2. Raising the bar really makes the students work harder. The class didn't do so hot on the midterm. I had high expectations and they weren't ready for it. For the final, the expectations were the same and they rose to meet them. I was happy to see it.

3. The Dover edition of Mahler 6 should be avoided. I made the class buy 4 scores in addition to the textbook: Symphonie fantastique, Mahler 6, Rite of Spring, and The Planets. As we talked about different sections of the orchestra, we looked at how those sections were used in these very different pieces. Mahler 6, my favorite of his symphonies, turns out to have Bruckner-like issues when it comes to score revisions. The Dover is a cheap version of Mahler's original orchestration. He changed it substantially before the final version. Turns out it ONLY happens with Mahler 6. I should have done more research on this one. The score is a historical novelty to the students, not practically useful the way I had intended.

4. Some students just won't do the work and I can't help them. It really isn't my fault if you see a score excerpt from Lutoslawski's Cello Concerto and label it as Debussy's Prelude on the Afternoon of a Faun.

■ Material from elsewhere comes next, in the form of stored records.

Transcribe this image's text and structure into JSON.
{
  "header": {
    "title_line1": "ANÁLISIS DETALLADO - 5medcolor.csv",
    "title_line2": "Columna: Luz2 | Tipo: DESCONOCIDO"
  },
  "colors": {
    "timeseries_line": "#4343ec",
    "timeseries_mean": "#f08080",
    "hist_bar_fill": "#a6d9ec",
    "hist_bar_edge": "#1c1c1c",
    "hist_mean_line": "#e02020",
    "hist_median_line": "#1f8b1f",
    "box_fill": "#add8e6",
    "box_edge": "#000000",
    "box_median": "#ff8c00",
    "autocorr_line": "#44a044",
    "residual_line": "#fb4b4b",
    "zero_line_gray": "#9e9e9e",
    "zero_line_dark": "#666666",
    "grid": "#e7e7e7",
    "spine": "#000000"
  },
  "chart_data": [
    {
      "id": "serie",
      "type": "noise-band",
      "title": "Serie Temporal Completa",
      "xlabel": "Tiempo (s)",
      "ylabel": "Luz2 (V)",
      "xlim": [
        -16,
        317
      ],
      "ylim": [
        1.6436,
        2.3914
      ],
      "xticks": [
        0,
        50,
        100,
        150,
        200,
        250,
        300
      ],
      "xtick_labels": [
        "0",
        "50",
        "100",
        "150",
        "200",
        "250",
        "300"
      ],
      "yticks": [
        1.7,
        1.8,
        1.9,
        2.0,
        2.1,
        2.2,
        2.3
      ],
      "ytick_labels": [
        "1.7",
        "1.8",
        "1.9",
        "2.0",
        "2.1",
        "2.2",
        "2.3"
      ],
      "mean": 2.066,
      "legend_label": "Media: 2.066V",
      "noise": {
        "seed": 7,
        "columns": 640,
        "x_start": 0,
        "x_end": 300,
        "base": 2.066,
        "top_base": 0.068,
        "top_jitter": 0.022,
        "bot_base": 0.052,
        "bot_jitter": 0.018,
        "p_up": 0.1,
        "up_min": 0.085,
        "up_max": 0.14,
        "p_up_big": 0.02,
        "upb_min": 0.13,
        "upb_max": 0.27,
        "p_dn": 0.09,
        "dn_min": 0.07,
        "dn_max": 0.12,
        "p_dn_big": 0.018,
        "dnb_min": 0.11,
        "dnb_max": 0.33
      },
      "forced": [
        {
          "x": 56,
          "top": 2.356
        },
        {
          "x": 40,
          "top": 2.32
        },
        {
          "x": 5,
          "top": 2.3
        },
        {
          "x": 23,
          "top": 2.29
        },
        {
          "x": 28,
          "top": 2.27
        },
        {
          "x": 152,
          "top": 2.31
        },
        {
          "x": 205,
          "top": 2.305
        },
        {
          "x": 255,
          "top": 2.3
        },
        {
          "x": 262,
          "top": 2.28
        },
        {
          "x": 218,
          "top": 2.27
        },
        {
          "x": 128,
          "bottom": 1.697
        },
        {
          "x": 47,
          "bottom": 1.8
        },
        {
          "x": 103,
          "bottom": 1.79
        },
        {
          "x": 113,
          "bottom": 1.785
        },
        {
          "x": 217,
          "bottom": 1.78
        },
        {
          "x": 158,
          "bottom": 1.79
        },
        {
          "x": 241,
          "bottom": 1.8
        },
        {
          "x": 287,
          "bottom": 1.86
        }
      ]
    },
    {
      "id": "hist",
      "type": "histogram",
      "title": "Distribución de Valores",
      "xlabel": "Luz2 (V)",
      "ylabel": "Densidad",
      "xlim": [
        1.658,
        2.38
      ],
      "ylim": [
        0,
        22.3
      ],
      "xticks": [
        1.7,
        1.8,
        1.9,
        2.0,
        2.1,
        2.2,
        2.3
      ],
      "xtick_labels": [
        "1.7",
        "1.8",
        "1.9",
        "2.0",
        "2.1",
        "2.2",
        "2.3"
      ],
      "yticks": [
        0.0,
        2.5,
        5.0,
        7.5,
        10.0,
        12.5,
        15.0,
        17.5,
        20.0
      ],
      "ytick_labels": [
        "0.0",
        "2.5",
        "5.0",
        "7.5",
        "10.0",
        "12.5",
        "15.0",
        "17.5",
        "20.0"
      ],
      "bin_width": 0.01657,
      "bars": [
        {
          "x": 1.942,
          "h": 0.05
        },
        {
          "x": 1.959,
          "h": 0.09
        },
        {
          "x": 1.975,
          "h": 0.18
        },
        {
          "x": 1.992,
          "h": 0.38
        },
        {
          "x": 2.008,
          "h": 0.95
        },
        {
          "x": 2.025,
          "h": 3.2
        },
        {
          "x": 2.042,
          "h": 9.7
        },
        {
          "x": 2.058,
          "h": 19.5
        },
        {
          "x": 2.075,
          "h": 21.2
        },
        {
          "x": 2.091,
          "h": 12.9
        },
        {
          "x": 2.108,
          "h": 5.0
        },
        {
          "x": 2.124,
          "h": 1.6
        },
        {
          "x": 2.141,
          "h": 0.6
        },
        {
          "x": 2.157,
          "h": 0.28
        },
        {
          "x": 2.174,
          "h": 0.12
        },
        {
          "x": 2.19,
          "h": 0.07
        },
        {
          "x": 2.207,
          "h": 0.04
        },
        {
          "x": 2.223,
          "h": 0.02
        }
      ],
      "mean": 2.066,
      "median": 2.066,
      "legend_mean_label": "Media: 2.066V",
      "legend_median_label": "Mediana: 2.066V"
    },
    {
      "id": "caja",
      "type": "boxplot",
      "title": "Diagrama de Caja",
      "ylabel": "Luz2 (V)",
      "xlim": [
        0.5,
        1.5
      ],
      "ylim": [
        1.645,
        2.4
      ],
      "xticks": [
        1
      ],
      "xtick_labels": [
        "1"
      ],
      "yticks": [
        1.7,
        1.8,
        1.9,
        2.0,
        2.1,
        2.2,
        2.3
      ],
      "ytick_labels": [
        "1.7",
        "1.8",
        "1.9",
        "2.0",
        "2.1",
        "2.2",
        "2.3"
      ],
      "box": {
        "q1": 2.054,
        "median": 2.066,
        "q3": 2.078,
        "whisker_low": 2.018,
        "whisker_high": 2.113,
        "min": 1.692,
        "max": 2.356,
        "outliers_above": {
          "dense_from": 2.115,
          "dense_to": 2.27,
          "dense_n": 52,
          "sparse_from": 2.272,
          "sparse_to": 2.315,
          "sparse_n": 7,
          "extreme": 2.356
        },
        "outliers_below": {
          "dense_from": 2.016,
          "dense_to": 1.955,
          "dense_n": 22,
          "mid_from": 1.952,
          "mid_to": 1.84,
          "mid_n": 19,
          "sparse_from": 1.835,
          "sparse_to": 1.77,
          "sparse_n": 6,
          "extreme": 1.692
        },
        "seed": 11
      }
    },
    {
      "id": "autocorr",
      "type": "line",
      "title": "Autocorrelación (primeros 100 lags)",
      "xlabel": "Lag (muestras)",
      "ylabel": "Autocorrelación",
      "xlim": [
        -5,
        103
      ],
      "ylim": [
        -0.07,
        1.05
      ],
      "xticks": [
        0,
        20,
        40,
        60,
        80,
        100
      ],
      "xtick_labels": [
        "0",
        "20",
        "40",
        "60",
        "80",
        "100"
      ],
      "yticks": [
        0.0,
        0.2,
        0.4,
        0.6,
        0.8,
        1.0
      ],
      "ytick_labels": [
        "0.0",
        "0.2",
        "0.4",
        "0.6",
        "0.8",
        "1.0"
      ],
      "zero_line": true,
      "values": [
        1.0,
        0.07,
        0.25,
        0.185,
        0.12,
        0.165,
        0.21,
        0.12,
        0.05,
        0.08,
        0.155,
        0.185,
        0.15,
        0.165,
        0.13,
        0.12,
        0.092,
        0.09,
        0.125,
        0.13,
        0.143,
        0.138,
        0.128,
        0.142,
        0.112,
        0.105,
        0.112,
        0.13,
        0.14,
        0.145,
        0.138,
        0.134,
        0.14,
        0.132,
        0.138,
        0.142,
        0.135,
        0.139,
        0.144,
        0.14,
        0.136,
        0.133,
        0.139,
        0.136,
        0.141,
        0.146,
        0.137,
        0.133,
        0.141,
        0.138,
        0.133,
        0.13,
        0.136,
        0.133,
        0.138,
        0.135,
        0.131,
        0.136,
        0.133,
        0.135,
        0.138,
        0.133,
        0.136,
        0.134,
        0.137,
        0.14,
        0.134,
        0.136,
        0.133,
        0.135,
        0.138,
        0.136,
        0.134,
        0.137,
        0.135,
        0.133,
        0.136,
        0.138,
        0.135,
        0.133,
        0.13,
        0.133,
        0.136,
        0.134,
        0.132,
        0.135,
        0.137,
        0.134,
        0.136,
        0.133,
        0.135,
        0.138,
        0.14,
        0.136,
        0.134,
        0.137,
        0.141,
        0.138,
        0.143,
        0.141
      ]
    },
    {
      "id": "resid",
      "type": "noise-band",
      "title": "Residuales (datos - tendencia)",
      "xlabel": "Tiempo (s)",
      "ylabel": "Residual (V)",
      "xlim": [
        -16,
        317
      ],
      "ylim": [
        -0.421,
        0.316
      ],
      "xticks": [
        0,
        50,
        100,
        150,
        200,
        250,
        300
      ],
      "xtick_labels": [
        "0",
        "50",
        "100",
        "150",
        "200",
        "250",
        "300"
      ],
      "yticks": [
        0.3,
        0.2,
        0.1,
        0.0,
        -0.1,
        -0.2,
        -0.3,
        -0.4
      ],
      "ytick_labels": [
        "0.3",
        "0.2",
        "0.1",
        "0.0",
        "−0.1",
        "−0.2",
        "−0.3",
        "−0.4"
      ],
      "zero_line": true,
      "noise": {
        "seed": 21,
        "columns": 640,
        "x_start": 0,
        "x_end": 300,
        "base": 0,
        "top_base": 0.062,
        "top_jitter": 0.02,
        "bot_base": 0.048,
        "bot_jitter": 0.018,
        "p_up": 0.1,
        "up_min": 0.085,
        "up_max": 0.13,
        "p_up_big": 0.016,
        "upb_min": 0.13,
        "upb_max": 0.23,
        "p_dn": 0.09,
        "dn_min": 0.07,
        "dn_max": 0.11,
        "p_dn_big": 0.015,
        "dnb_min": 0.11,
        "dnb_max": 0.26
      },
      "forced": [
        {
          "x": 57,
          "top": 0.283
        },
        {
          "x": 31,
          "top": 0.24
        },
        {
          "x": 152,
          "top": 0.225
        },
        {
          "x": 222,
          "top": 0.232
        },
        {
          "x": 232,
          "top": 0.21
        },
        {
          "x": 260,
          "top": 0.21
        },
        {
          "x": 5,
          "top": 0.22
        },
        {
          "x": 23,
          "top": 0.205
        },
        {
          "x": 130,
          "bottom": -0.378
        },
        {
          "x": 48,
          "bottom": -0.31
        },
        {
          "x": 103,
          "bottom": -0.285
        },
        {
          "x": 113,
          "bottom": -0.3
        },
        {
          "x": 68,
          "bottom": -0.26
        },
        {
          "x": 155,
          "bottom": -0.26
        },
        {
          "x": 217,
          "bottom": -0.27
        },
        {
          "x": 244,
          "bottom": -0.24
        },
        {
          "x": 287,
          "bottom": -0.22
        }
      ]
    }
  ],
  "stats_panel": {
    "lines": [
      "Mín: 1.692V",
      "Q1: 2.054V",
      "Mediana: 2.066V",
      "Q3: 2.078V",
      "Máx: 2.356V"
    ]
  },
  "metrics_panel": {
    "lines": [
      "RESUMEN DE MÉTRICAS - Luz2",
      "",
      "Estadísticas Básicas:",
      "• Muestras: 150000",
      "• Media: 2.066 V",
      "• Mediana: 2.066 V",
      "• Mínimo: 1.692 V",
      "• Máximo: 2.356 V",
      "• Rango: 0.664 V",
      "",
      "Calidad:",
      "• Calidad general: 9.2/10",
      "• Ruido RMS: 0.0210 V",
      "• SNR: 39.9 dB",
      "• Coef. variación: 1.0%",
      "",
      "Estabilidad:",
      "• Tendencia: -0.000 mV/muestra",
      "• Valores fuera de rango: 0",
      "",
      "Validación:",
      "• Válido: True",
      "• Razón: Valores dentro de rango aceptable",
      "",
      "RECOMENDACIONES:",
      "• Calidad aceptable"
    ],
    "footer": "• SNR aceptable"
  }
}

5. I love talking about music. The last month was spent going over the basic concepts of orchestration (not instrumentation) and playing examples. I wish I had a document camera in my classroom (or a projector of some kind) because you can't get 34 people (or the 17 that usually showed up) to crowd around miniature scores. I stressed the idea of orchestrating dynamics and accents. Some of them really got into it.

I'm not sure that I'm going to be able to teach such a course again. My new job at Central Michigan University is focused on music technology and electroacoustic composition. There is still a lot of orchestration to talk about in electroacoustic music, but CMU has plenty of composers to talk about the acoustic side of the story. At any rate, I learned more from this class than my students did, I'm sure. Some things I won't change if I teach it again, some things I will. We will just have to wait and see.